Com’è brutta l’America che spunta dal discorso d’insediamento del suo quarantacinquesimo presidente. Triste, chiusa quasi si sentisse sotto assedio, sola quasi non avesse amici ma solo nemici che le rubano soldi e posti di lavoro, povera quasi fosse ancora nel pieno della crisi che nel 2008 chiudeva a grappolo le saracinesche dei negozi di Downtown a New York e riempiva le strade di Los Angeles di ex manager diventati homeless, paranoica quasi fosse davvero in mano a bande di drogati e criminali, arrugginita quasi che le fabbriche della Rust belt l’avessero inghiottita. “Questo carnaio adesso finisce”, sintetizza e annuncia Trump, e pare di assistere a un sogno: è la sua immagine dell’America che, proiettata sullo schermo dell’Inauguration day, si spaccia per realtà. E purtroppo, da oggi, diventa realtà.
Com’è sgraziato il commiato del nuovo presidente dalla coppia presidenziale che lascia la Casa Bianca: sì, sono stati “straordinari” nel passaggio delle consegne, grazie Barack, grazie Michelle, ma di chi sarà mai la colpa di quell’indecente carnaio se non loro? Trump non lo dice, ma lo sottintende, è il suo ultimo spruzzo di veleno contro il presidente nero e abusivo che finalmente toglie il disturbo. Tutto il resto, invece, non è sottinteso. Nessun distinguo, nessun se e nessun ma: Washington è marcia, l’élite che l’ha occupata finora ha goduto a spese del popolo, da oggi tutto cambia perché in verità questo non è un normale passaggio di consegne da un’amministrazione a un’altra ma una rivoluzione, il passaggio del potere dall’establishment al popolo.
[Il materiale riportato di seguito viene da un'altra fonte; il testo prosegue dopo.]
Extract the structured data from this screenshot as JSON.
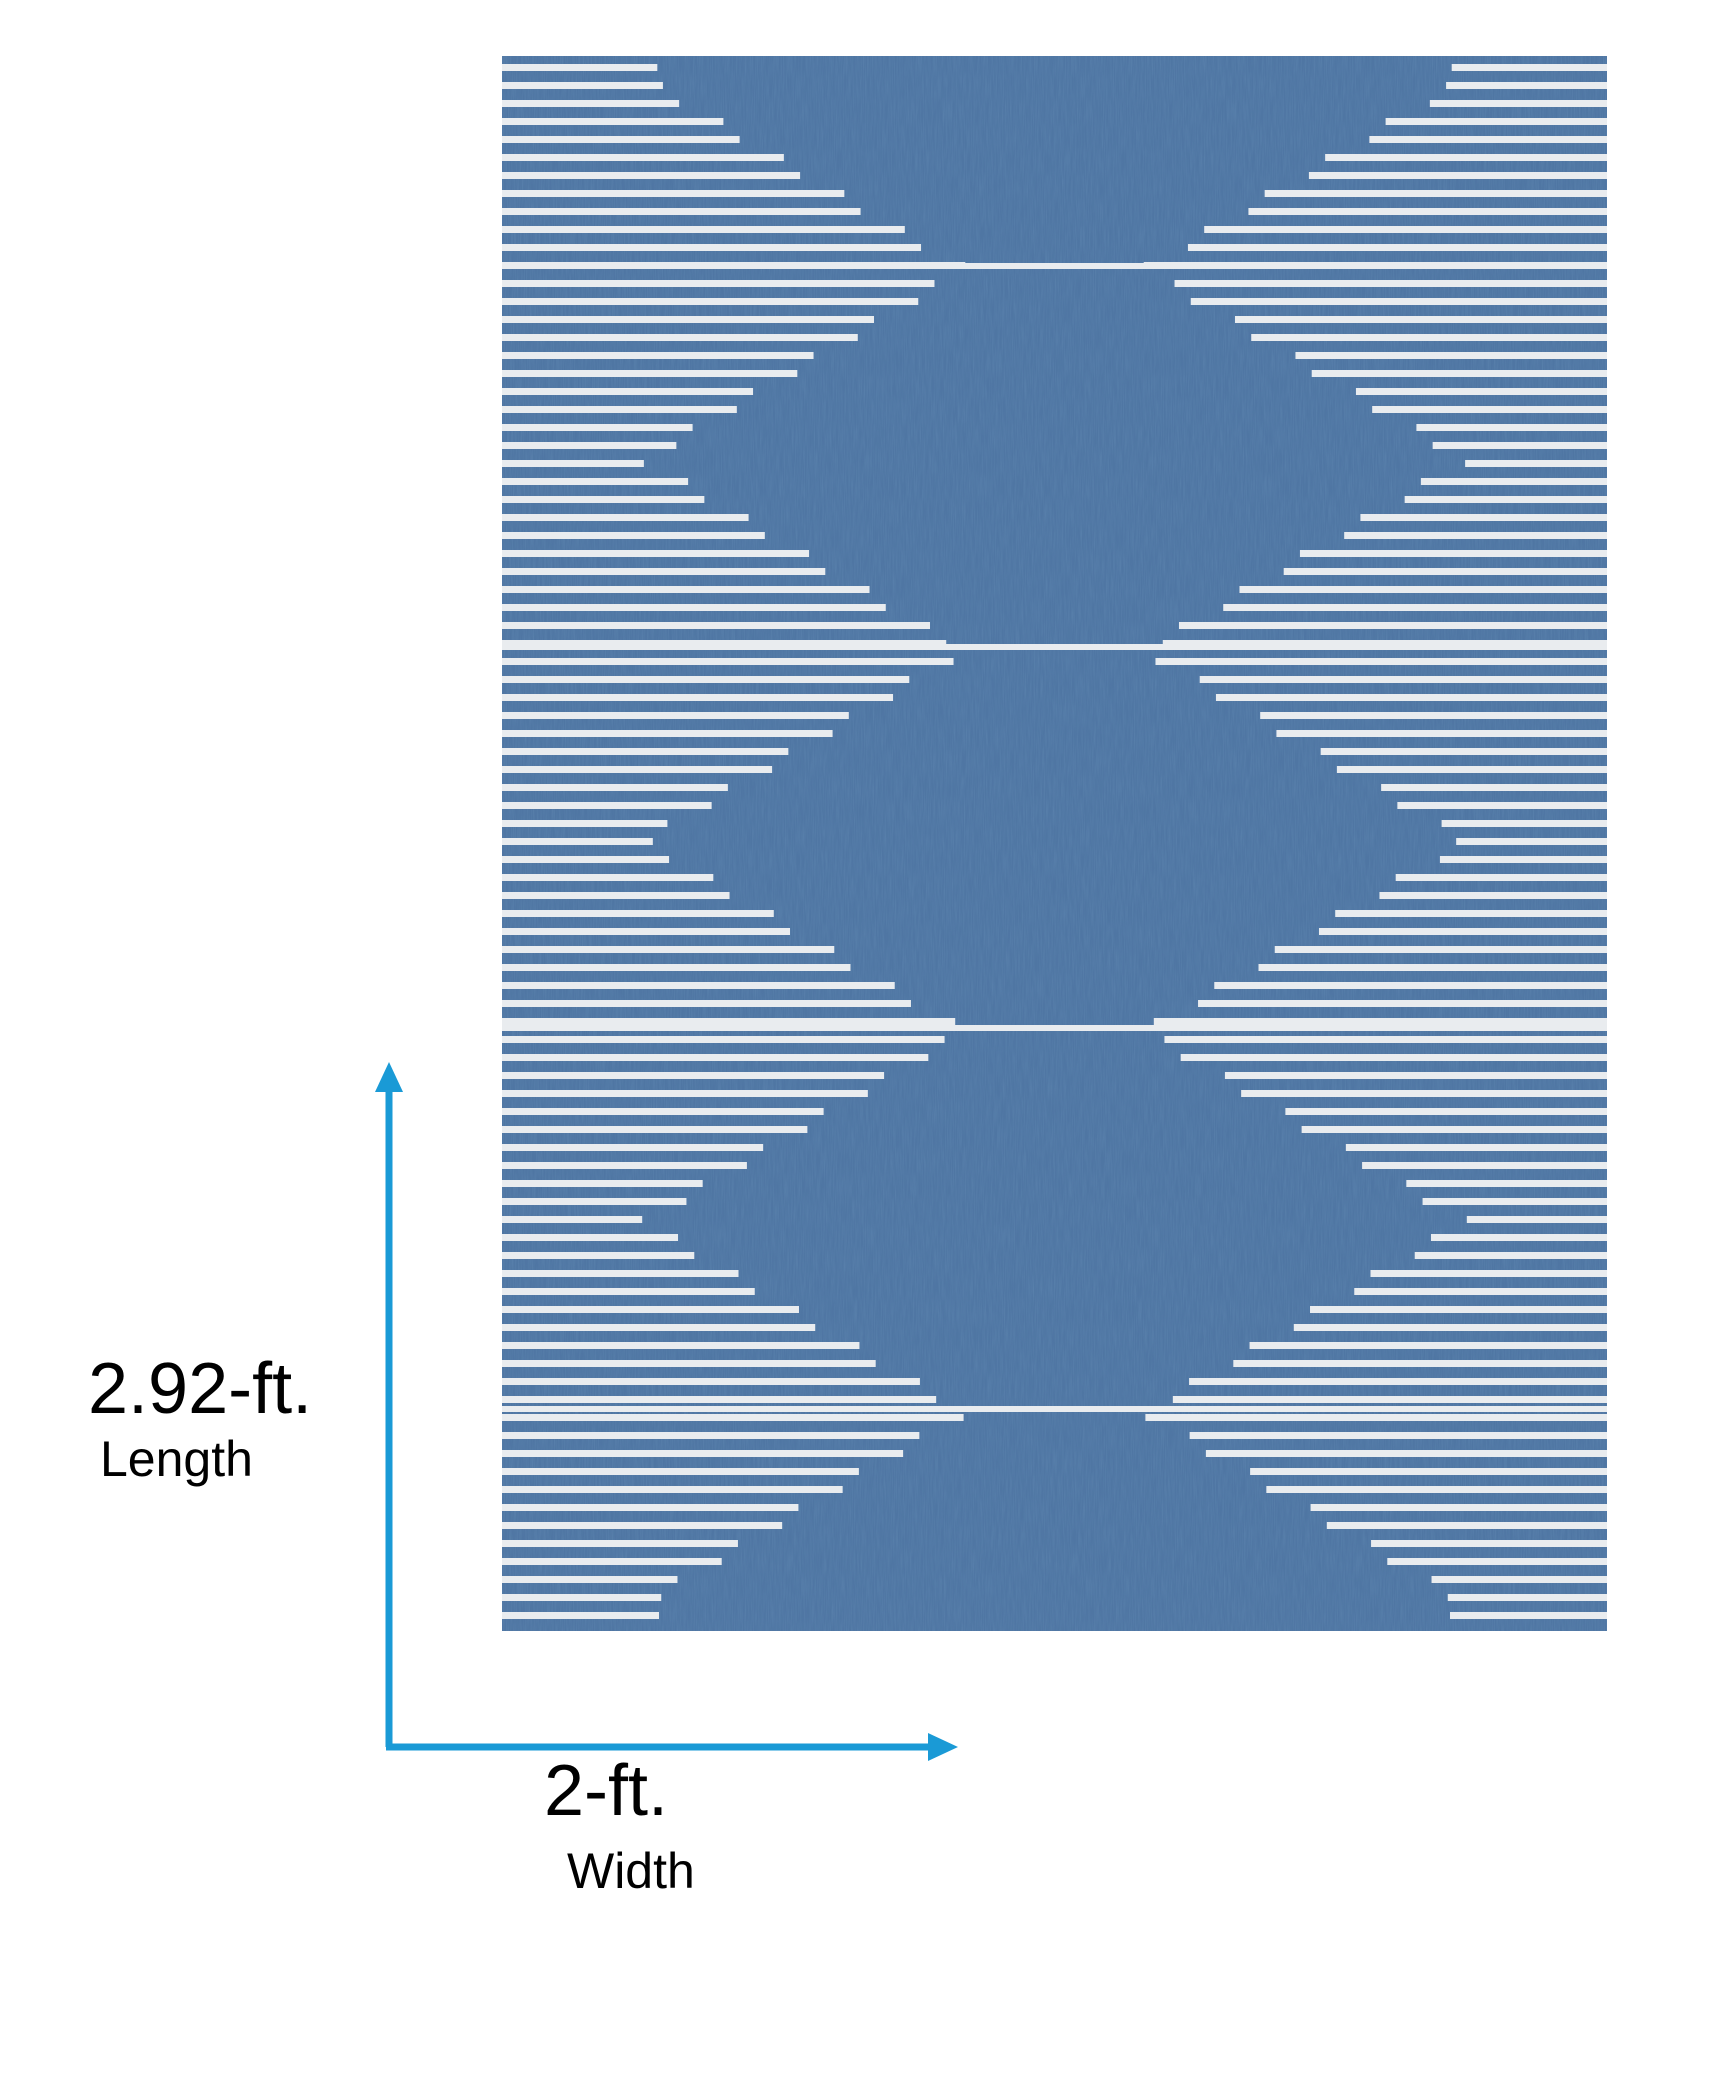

A “voi”, che siete il popolo. Quale sottile slittamento, dal “we the people” della costituzione, e dallo “yes we can” di Obama, a questo “voi, il popolo”. È il grande imbroglio del populismo di governo: chi l’ha detto che l’Italia non è più un laboratorio politico d’avanguardia? Lo è ancora, purtroppo; esporta poche merci, ma parecchie trovate politiche.
Com’è composto Obama, tirato eppure sereno, mentre arriva con al fianco Biden, “la mia prima decisione e la migliore”, e poi mentre saluta e ringrazia per l’ultima volta con a fianco Michelle, e com’è accigliato Trump mentre promette l’isolamento dell’America dal mondo. Com’è altera Michelle, com’è solare il ricordo del suo vestito color oro di otto anni fa al confronto del rosso cupo di oggi, e come sembra fuori tempo la bellezza celestiale di Melania al confronto del suo black style che aveva rivoluzionato le copertine dei femminili: un salto estetico che dice il salto d’epoca, all’indietro.
Com’è strana la scena di Washington divisa in due, la parata da una parte e i black bloc dall’altra, che manda all’aria il rito della tranquilla democrazia dell’alternanza e mostra un paese lacerato e incredulo, con una parte che in quel rito non trova riconoscimento e promette rifiuto e resistenza, fuck Trump e il suo minuetto melenso davanti a Hillary che s’è presentata di nuovo di bianco vestita, perché il bianco è il colore delle suffragette e la marcia delle donne mostrerà al presidente qual è il limite che non può oltrepassare.
Com’è fragile l’America first che Trump ci prospetta, l’America che si immagina great again come se davvero fosse diventata piccola, l’America che molla gli alleati perché sono cattivi pagatori, l’America che proteggerà i suoi prodotti dalla valuta altrui e i suoi confini dalle “disfatte” altrui, l’America che smette di sognare e si dà “due semplici regole, compra americano, assumi americano”, l’America che “si farà guidare solo dall’orgoglio nazionale” e che finalmente chiama il nemico col nome che Obama non ha mai voluto concedere, “terrorismo islamico radicale”, l’America che “non dovrà temere nulla” perché basterà a se stessa. Dio benedica l’America, e che stavolta la benedica davvero.